= Quagmire theory =

Theory explaining the cause of the United States involvement in the Vietnam War

The quagmire theory explains the cause of the United States involvement in the Vietnam War. The quagmire theory suggests that American leaders had unintentionally and mistakenly led the country into the Vietnam War. The theory is categorized as an "orthodox" interpretation of the Vietnam War.

== Theory ==
Arthur Schlesinger presented the theory in his book The Bitter Heritage. Schlesinger was a U.S. historian who served a special assistant and court historian to President John F. Kennedy. According to the quagmire theory, as described by Schlesinger, the quagmire metaphor represented the one-step-at-a-time process that the U.S. inadvertently became entrapped in the military and diplomatic swamp of Vietnam.
Schlesinger detailed the process of American involvement in a war that was not really in the American interest and as a result of inadvertent decision making and false hope.

In retrospect, Vietnam is a triumph of the politics of inadvertence. We have achieved our present entanglement, not after due and deliberate consideration, but through a series of small decisions. It is not only idle but unfair to seek out guilty men. Each step in the deepening of American commitment was reasonably regarded at the time as the last that would be necessary. Yet, in retrospect, each step led only to the next, until we find ourselves entrapped today in that nightmare of American strategists, a land war in Asia--a war which no president... desired or intended.

Schlesinger believed the war to be a "tragedy without villains" and identified nationalism rather than communism as the most influential factor driving US involvement in Vietnam. The U.S. estimation of the economic and security risks that Vietnam could cause was exaggerated. The incorrect assessment of the situation in Vietnam led the U.S. leadership into a series of bad decisions that resulted in the Vietnam War, according to the quagmire theory.

Daniel Ellsberg argued against Schlesinger's theory in an essay titled "The Quagmire Myth and the Stalemate Machine." Ellsberg argued that while there were times when American policymakers were optimistic, and thought their current step would be the last, they did not take important steps--make decisions significantly to escalate--at those times. The crucial decisions were made when they understood that things were going badly, and that the step they were authorizing was not likely to work well enough to be the last.

== Vietnam and U.S. History ==
The Vietnam saga started with the colonization of the country by the French in 1887. In 1941, Japan tried to expand its empire by invading Vietnam. The Vietminh, a communist guerilla group, formed in order to successfully drive off the Japanese. After World War II, Harry S. Truman instituted the foreign policy of containment. First presented in 1946, the goal was to try to contain communism and keep it from spreading around the world. In the same year, the First Indochina War commenced. This war between the Vietminh and the French concluded with the Battle of Dien Bien Phu, a decisive victory for the Vietminh. Two states emerged from the First Indochina War: the Communist-ruled north and the south, split by the 17th parallel-agreed upon at the Geneva Conference in 1954. Soon after, in 1955, war broke out between the north and south. Domino theory, a well-accepted theory during that time period, introduced by Dwight D. Eisenhower, stated that if one country fell to communism, then the rest of southeast Asia would fall to communism.

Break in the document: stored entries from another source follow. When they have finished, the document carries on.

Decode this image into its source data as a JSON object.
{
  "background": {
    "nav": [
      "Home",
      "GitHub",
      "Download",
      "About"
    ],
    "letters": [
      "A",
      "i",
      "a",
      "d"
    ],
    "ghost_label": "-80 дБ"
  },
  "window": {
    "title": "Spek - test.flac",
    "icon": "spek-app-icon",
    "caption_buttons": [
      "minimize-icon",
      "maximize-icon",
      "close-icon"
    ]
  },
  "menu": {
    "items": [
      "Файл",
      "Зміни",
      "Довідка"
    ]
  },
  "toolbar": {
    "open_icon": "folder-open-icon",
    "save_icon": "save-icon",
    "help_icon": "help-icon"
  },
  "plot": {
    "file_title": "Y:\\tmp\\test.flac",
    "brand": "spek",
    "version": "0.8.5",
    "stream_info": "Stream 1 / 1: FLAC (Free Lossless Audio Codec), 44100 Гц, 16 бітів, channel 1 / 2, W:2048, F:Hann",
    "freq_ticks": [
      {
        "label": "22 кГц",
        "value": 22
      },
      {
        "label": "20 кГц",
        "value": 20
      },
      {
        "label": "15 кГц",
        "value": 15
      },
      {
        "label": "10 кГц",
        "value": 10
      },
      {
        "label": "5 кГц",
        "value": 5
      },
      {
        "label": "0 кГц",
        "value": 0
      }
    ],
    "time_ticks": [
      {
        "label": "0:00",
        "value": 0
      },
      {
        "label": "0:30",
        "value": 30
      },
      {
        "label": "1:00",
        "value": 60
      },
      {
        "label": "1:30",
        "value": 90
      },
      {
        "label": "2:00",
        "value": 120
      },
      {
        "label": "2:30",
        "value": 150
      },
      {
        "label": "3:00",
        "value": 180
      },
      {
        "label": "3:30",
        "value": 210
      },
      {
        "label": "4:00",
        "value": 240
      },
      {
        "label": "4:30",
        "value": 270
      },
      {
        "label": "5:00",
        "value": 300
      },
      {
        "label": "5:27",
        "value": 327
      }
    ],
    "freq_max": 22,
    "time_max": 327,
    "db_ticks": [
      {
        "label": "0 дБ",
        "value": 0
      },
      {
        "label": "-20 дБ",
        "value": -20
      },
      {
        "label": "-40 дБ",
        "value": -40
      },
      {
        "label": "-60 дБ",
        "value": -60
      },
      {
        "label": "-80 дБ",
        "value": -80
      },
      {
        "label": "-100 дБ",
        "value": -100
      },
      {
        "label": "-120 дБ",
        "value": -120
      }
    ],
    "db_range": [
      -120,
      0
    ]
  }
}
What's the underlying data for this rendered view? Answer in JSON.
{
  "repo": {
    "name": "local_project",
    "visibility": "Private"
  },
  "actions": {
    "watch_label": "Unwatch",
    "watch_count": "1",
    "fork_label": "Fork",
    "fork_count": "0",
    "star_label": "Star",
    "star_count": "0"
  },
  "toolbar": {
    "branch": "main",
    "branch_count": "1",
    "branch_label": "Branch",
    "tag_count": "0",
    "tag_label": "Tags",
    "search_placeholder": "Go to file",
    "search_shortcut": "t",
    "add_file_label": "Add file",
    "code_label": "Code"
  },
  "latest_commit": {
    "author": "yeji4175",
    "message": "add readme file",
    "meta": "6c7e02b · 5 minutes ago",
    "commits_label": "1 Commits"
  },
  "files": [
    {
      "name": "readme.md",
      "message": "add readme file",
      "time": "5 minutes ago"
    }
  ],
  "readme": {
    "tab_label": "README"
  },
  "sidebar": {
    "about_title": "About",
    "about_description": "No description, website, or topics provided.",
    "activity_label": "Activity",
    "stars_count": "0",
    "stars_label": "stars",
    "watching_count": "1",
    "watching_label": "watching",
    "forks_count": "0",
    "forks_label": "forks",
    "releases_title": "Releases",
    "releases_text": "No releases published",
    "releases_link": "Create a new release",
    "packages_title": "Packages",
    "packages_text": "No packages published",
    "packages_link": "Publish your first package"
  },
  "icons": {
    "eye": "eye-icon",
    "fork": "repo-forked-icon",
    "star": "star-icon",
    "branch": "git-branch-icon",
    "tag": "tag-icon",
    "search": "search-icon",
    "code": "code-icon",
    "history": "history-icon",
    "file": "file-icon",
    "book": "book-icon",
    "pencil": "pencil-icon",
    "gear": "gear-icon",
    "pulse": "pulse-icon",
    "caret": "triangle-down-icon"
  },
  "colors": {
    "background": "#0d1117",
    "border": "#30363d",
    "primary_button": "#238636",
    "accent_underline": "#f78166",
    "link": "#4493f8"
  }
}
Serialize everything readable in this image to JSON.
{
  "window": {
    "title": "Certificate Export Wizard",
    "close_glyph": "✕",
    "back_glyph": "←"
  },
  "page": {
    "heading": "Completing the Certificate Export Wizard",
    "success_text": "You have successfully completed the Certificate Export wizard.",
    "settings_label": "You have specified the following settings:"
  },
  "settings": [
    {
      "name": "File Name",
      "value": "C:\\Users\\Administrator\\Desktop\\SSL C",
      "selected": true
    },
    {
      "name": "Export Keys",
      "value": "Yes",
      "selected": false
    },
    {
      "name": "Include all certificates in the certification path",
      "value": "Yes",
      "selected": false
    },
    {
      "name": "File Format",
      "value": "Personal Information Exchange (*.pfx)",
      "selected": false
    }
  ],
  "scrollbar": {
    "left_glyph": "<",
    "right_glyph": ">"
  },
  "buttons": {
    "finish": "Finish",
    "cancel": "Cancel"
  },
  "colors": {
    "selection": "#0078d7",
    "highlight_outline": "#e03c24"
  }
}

The U.S involvement did not come without warning. French president Charles de Gaulle warned John F. Kennedy that Vietnam was a "a bottomless military and political swamp.". In 1963, with the approval of the CIA, South Vietnam president Ngo Dinh Diem was overthrown and killed. This sparked a tumultuous period in south Vietnamese politics with many leaders taking over and then quickly losing power. This allowed the north to establish ideological strongholds in the south.

In 1973 the Paris Peace Accords were agreed to, officially ending U.S involvement in Vietnam. Its final troops left in 1973.